Ab Juli 2025 wird die Dienstwagenbesteuerung für Elektrofahrzeuge deutlich attraktiver: Die Preisgrenze für die steuerliche Vergünstigung steigt von 70.000 auf 100.000 Euro. Davon profitieren nicht nur Unternehmer, sondern auch Arbeitnehmer mit einem betrieblich überlassenen E-Auto.
Steuerliche Behandlung der privaten Nutzung von Elektro-Dienstwagen
Wer einen Dienstwagen auch privat nutzt, muss den dadurch entstehenden geldwerten Vorteil versteuern. Für reine Elektrofahrzeuge und Brennstoffzellenfahrzeuge gelten bereits heute deutliche Vergünstigungen:
- Pauschalmethode:
Versteuerung mit nur 0,25 % des Brutto-Listenpreises pro Monat
→ entspricht 1 % von einem Viertel des Listenpreises - Fahrtenbuchmethode:
Ansatz von lediglich 25 % der tatsächlichen Anschaffungskosten
Diese steuerlichen Vorteile sind in § 6 Abs. 1 Nr. 4 Satz 2 Nr. 3 EStG sowie in § 6 Abs. 1 Nr. 4 Satz 3 Nr. 3 EStG geregelt. Bislang galt: Diese Sonderregelung war auf Fahrzeuge mit einem Brutto-Listenpreis bis 70.000 Euro beschränkt.
Ab Juli 2025: Erhöhung der Preisgrenze auf 100.000 Euro
Im Rahmen des „Gesetz für ein steuerliches Investitionssofortprogramm zur Stärkung des Wirtschaftsstandorts Deutschland“ hat die Bundesregierung beschlossen, die bestehende Fördergrenze für die Dienstwagenbesteuerung von Elektrofahrzeugen zu erhöhen:
- Neue Preisgrenze: 100.000 EUR Brutto-Listenpreis
- Begünstigte Fahrzeuge: Reine Elektrofahrzeuge und Brennstoffzellenfahrzeuge
- Gültig ab: Anschaffungen nach dem 30.06.2025
Die neue Regelung greift sowohl bei der 1 %-Regelung (Pauschalmethode) als auch bei der Fahrtenbuchmethode.
Auch bei der Überlassung eines betrieblichen Fahrzeugs an Arbeitnehmer findet diese Neuregelung Anwendung.
Fazit: Steuerliche Vorteile für teurere E-Dienstwagen nutzen
Mit der Anhebung der Preisgrenze auf 100.000 Euro verbessert sich die steuerliche Dienstwagenbesteuerung für Elektrofahrzeuge erheblich.

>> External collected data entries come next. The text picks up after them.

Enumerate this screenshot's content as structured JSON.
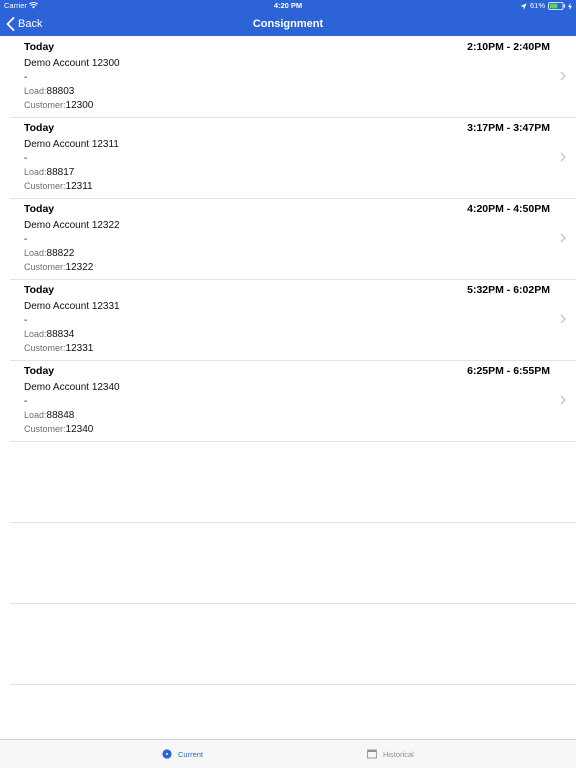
{
  "status_bar": {
    "carrier": "Carrier",
    "time": "4:20 PM",
    "battery": "61%"
  },
  "nav": {
    "back_label": "Back",
    "title": "Consignment"
  },
  "labels": {
    "load": "Load:",
    "customer": "Customer:"
  },
  "consignments": [
    {
      "day": "Today",
      "time": "2:10PM - 2:40PM",
      "account": "Demo Account 12300",
      "detail": "-",
      "load": "88803",
      "customer": "12300"
    },
    {
      "day": "Today",
      "time": "3:17PM - 3:47PM",
      "account": "Demo Account 12311",
      "detail": "-",
      "load": "88817",
      "customer": "12311"
    },
    {
      "day": "Today",
      "time": "4:20PM - 4:50PM",
      "account": "Demo Account 12322",
      "detail": "-",
      "load": "88822",
      "customer": "12322"
    },
    {
      "day": "Today",
      "time": "5:32PM - 6:02PM",
      "account": "Demo Account 12331",
      "detail": "-",
      "load": "88834",
      "customer": "12331"
    },
    {
      "day": "Today",
      "time": "6:25PM - 6:55PM",
      "account": "Demo Account 12340",
      "detail": "-",
      "load": "88848",
      "customer": "12340"
    }
  ],
  "tabs": [
    {
      "label": "Current",
      "icon": "current-dot-icon",
      "selected": true
    },
    {
      "label": "Historical",
      "icon": "calendar-icon",
      "selected": false
    }
  ],
  "colors": {
    "accent": "#2c63d6",
    "separator": "#e3e3e3",
    "tab_inactive": "#8e8e93",
    "battery": "#4cd964"
  }
}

Unternehmen und Arbeitnehmer können künftig auch bei höherwertigen E-Fahrzeugen von der günstigen 0,25 %-Regelung profitieren – ein weiterer Anreiz, auf emissionsfreie Mobilität umzusteigen.

Wie berechnet sich der Steuervorteil bei einem Freiberufler bzw.Selbständigen mit gewerbliche Jahreseinnahmen vor Steuern ca.30.000 bzw.50.000 Euro.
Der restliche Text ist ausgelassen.